Member of parliament for Fanteakwa constituency
- In office 7 January 1993 – 7 January 1997
- President: Jerry John Rawlings
- Succeeded by: Samuel Ofosu Ampofo

Personal details
- Born: June 2, 1939 (age 87)
- Party: National Democratic Congress
- Education: Ealing Technical College
- Occupation: Politician
- Profession: Economist and Farmer

= Darko Nicholas Asomaning =

Ghanaian politician

Darko Nicholas Asomaning (born 2 June 1939) is a Ghanaian politician, economist, and farmer. He served as member of the first parliament of the fourth republic of Ghana for the Fanteakwa constituency in the Eastern region of Ghana.
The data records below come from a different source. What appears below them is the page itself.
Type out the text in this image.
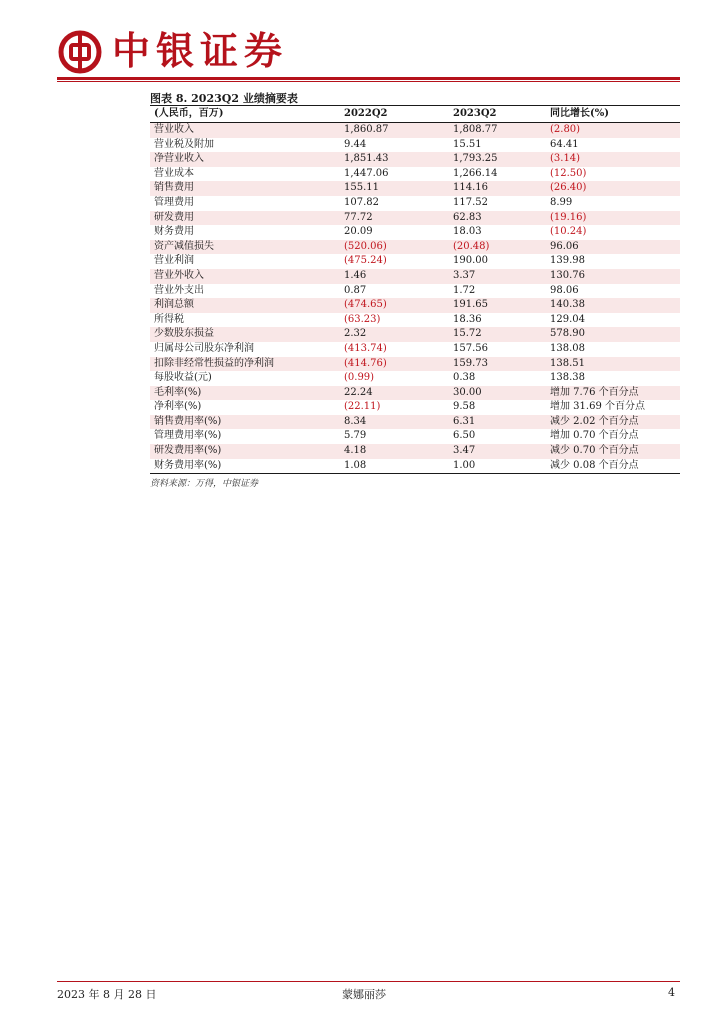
中银证券
图表 8. 2023Q2 业绩摘要表
(人民币，百万)	2022Q2	2023Q2	同比增长(%)
营业收入	1,860.87	1,808.77	(2.80)
营业税及附加	9.44	15.51	64.41
净营业收入	1,851.43	1,793.25	(3.14)
营业成本	1,447.06	1,266.14	(12.50)
销售费用	155.11	114.16	(26.40)
管理费用	107.82	117.52	8.99
研发费用	77.72	62.83	(19.16)
财务费用	20.09	18.03	(10.24)
资产减值损失	(520.06)	(20.48)	96.06
营业利润	(475.24)	190.00	139.98
营业外收入	1.46	3.37	130.76
营业外支出	0.87	1.72	98.06
利润总额	(474.65)	191.65	140.38
所得税	(63.23)	18.36	129.04
少数股东损益	2.32	15.72	578.90
归属母公司股东净利润	(413.74)	157.56	138.08
扣除非经常性损益的净利润	(414.76)	159.73	138.51
每股收益(元)	(0.99)	0.38	138.38
毛利率(%)	22.24	30.00	增加 7.76 个百分点
净利率(%)	(22.11)	9.58	增加 31.69 个百分点
销售费用率(%)	8.34	6.31	减少 2.02 个百分点
管理费用率(%)	5.79	6.50	增加 0.70 个百分点
研发费用率(%)	4.18	3.47	减少 0.70 个百分点
财务费用率(%)	1.08	1.00	减少 0.08 个百分点
资料来源：万得，中银证券
2023 年 8 月 28 日	蒙娜丽莎	4
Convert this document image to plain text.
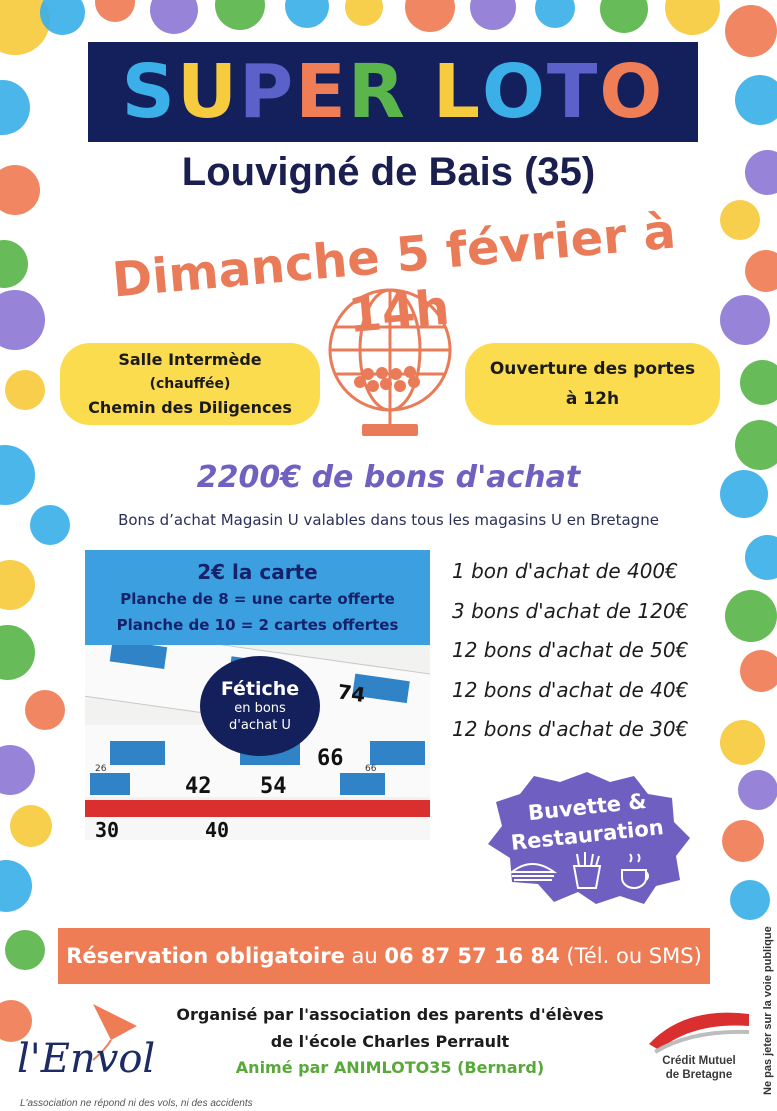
S U P E R L O T O
Louvigné de Bais (35)
Dimanche 5 février à 14h
Salle Intermède
(chauffée)
Chemin des Diligences
Ouverture des portes
à 12h
2200€ de bons d'achat
Bons d’achat Magasin U valables dans tous les magasins U en Bretagne
2€ la carte
Planche de 8 = une carte offerte
Planche de 10 = 2 cartes offertes
74
66
42 54
30	40
26	66
Fétiche
en bons
d'achat U
1 bon d'achat de 400€
3 bons d'achat de 120€
12 bons d'achat de 50€
12 bons d'achat de 40€
12 bons d'achat de 30€
Buvette &
Restauration
Réservation obligatoire au 06 87 57 16 84 (Tél. ou SMS)
Organisé par l'association des parents d'élèves
de l'école Charles Perrault
Animé par ANIMLOTO35 (Bernard)
l'Envol	Crédit Mutuel
de Bretagne	Ne pas jeter sur la voie publique
L'association ne répond ni des vols, ni des accidents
== Early life and education ==
Asomaning was born on 2 June 1939 in the Eastern Region of Ghana. He attended Ealing Technical College where he earned his Bachelor of Science in economics.

== Politics ==
Asomaning was elected during the 1992 Ghanaian parliamentary election as member of the first parliament of the fourth republic of Ghana on the ticket of the National Democratic Congress.
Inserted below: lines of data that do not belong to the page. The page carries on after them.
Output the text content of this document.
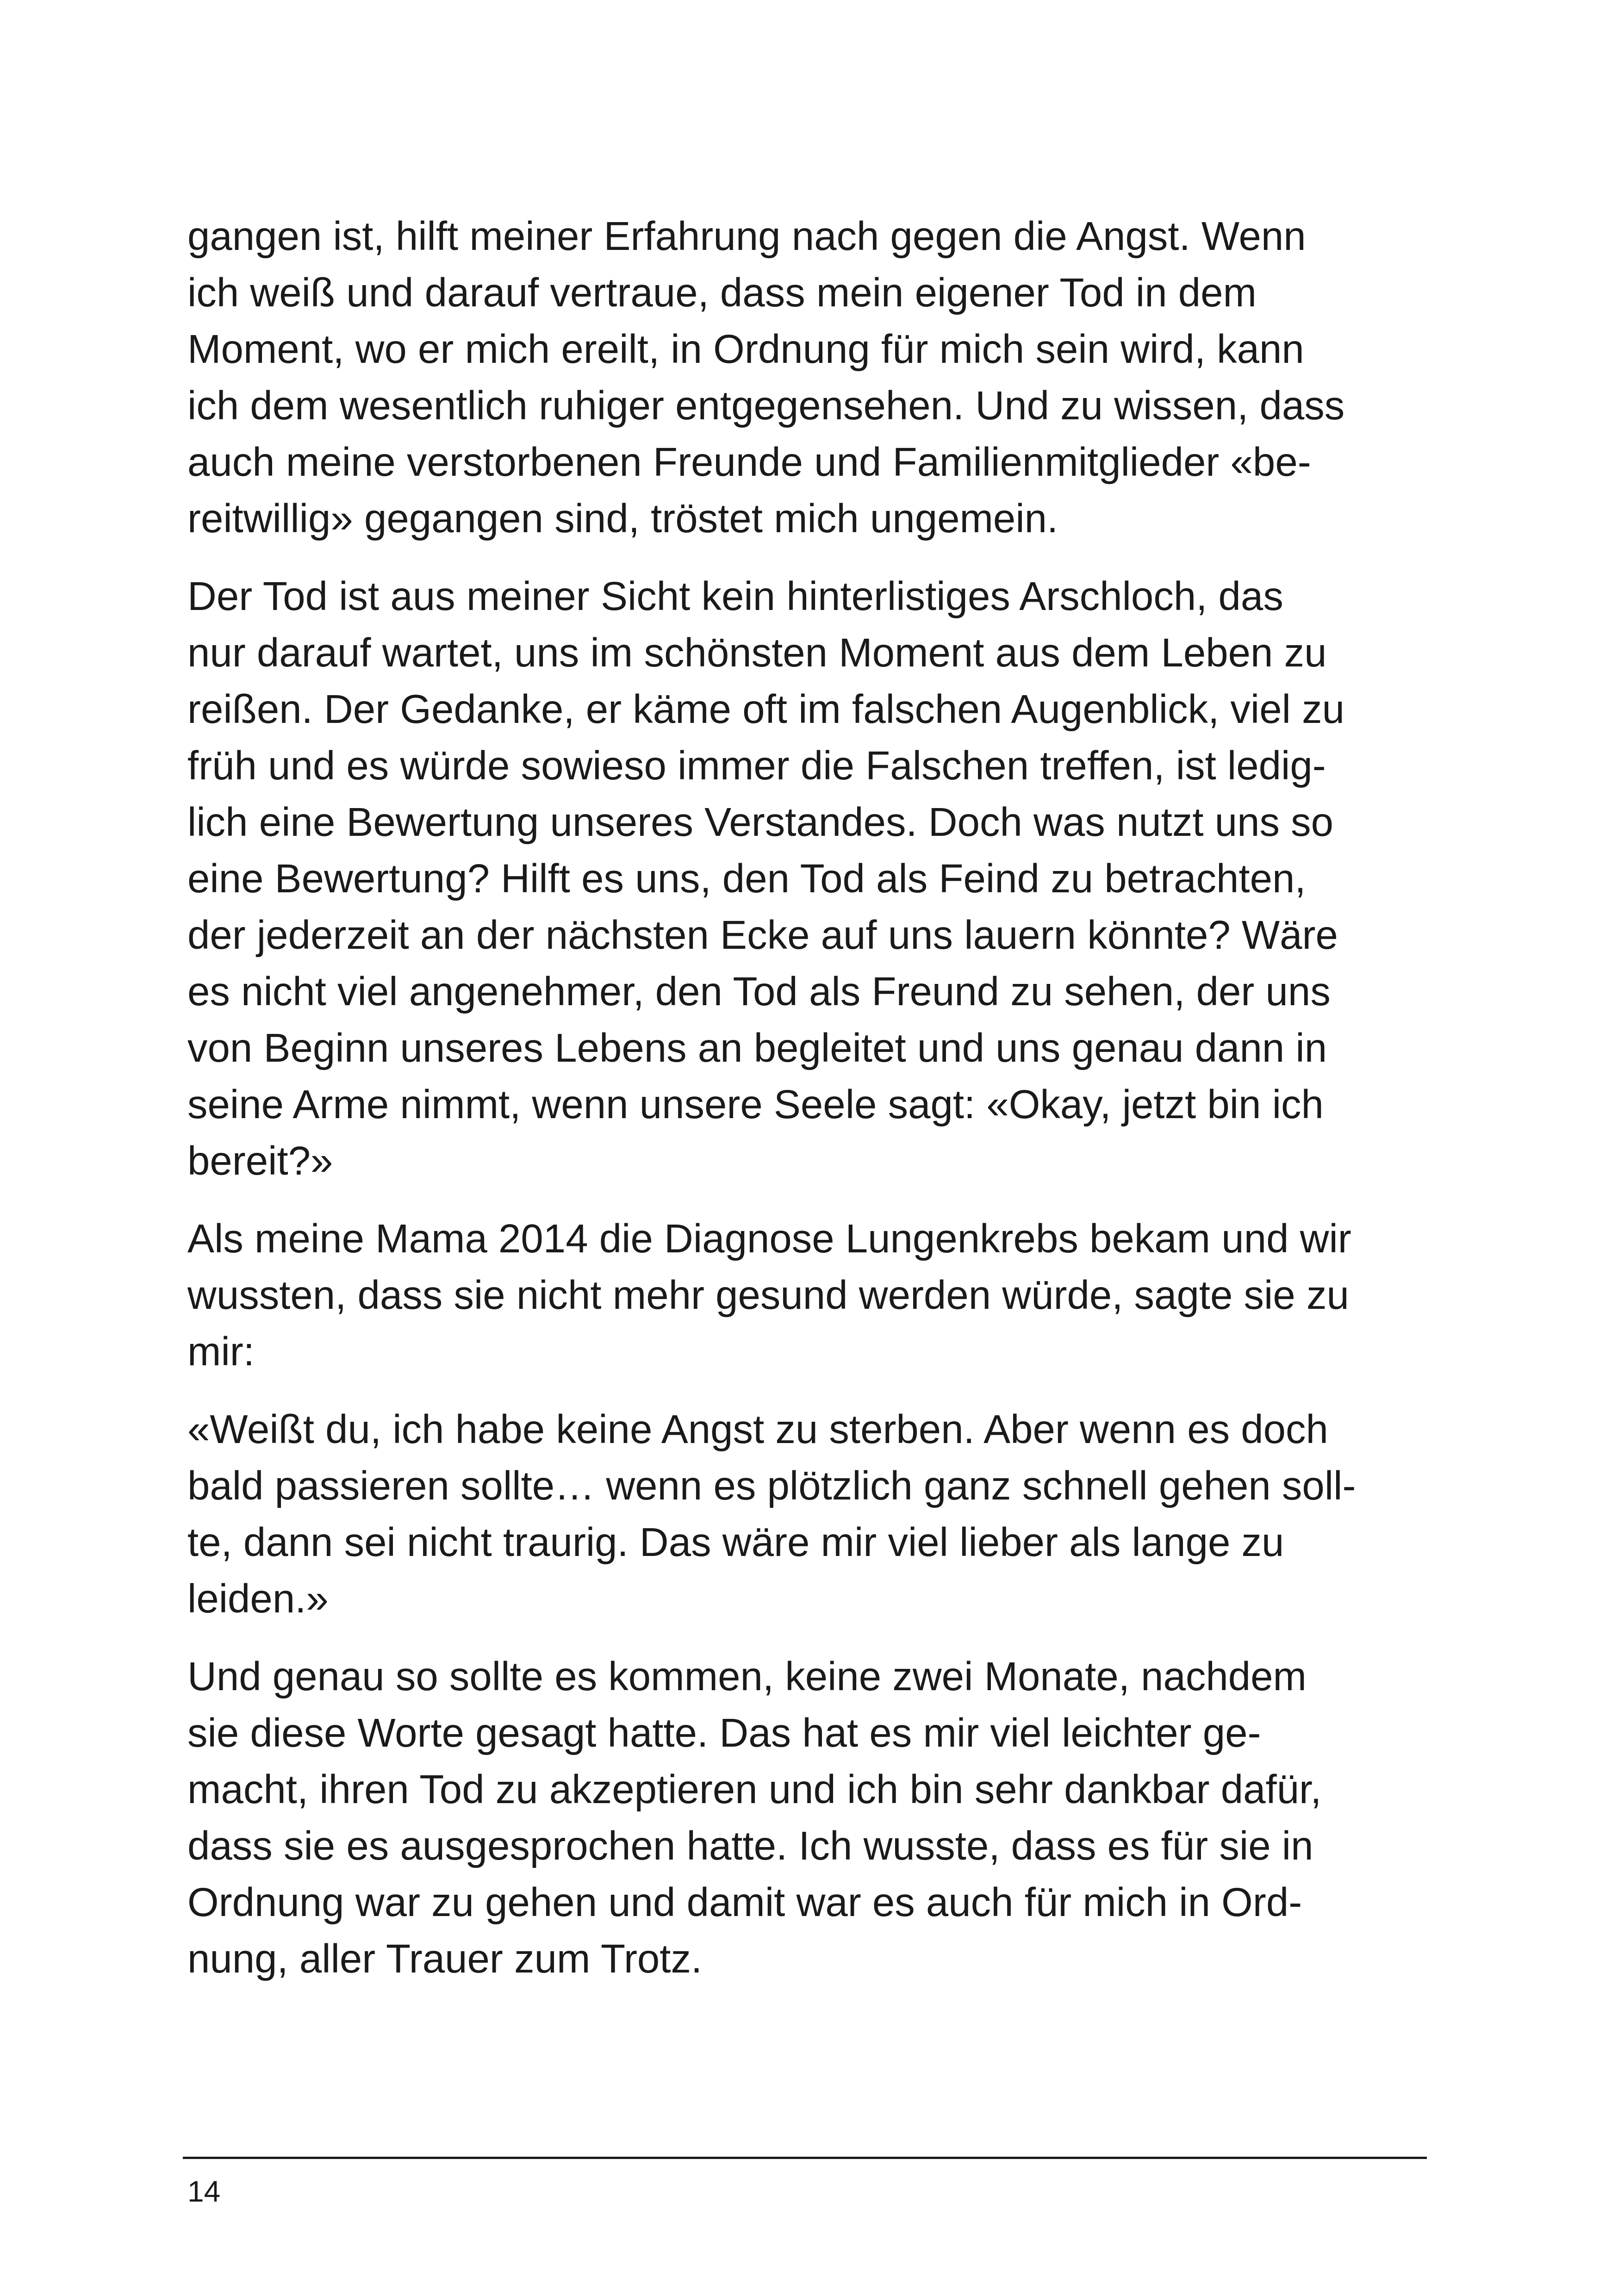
gangen ist, hilft meiner Erfahrung nach gegen die Angst. Wenn
ich weiß und darauf vertraue, dass mein eigener Tod in dem
Moment, wo er mich ereilt, in Ordnung für mich sein wird, kann
ich dem wesentlich ruhiger entgegensehen. Und zu wissen, dass
auch meine verstorbenen Freunde und Familienmitglieder «be-
reitwillig» gegangen sind, tröstet mich ungemein.

Der Tod ist aus meiner Sicht kein hinterlistiges Arschloch, das
nur darauf wartet, uns im schönsten Moment aus dem Leben zu
reißen. Der Gedanke, er käme oft im falschen Augenblick, viel zu
früh und es würde sowieso immer die Falschen treffen, ist ledig-
lich eine Bewertung unseres Verstandes. Doch was nutzt uns so
eine Bewertung? Hilft es uns, den Tod als Feind zu betrachten,
der jederzeit an der nächsten Ecke auf uns lauern könnte? Wäre
es nicht viel angenehmer, den Tod als Freund zu sehen, der uns
von Beginn unseres Lebens an begleitet und uns genau dann in
seine Arme nimmt, wenn unsere Seele sagt: «Okay, jetzt bin ich
bereit?»

Als meine Mama 2014 die Diagnose Lungenkrebs bekam und wir
wussten, dass sie nicht mehr gesund werden würde, sagte sie zu
mir:

«Weißt du, ich habe keine Angst zu sterben. Aber wenn es doch
bald passieren sollte… wenn es plötzlich ganz schnell gehen soll-
te, dann sei nicht traurig. Das wäre mir viel lieber als lange zu
leiden.»

Und genau so sollte es kommen, keine zwei Monate, nachdem
sie diese Worte gesagt hatte. Das hat es mir viel leichter ge-
macht, ihren Tod zu akzeptieren und ich bin sehr dankbar dafür,
dass sie es ausgesprochen hatte. Ich wusste, dass es für sie in
Ordnung war zu gehen und damit war es auch für mich in Ord-
nung, aller Trauer zum Trotz.

14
He lost the seat in 1996 Ghanaian general election to Samuel Ofosu-Ampofo of the National Democratic Congress. He won the seat with 21,284 votes which represented 46.90% of the share by defeating Robert Addo-Fening of the New Patriotic Party (NPP) who obtained 14,241 votes which represented 31.40% of the share, Reuben Gordon Ofosu of the National Democratic Congress who obtained 59 votes which represented 0.10%, Akrasi Joseph Romulus of the People's National Convention (PNC) and Beatrice Ayim Yeboah of the Every Ghanaian Living Everywhere (EGLE) who obtained no vote.

== Career ==
A Christian, Asomaning was M.P. for Fanteakwa from 7 January 1993 to 7 January 1997.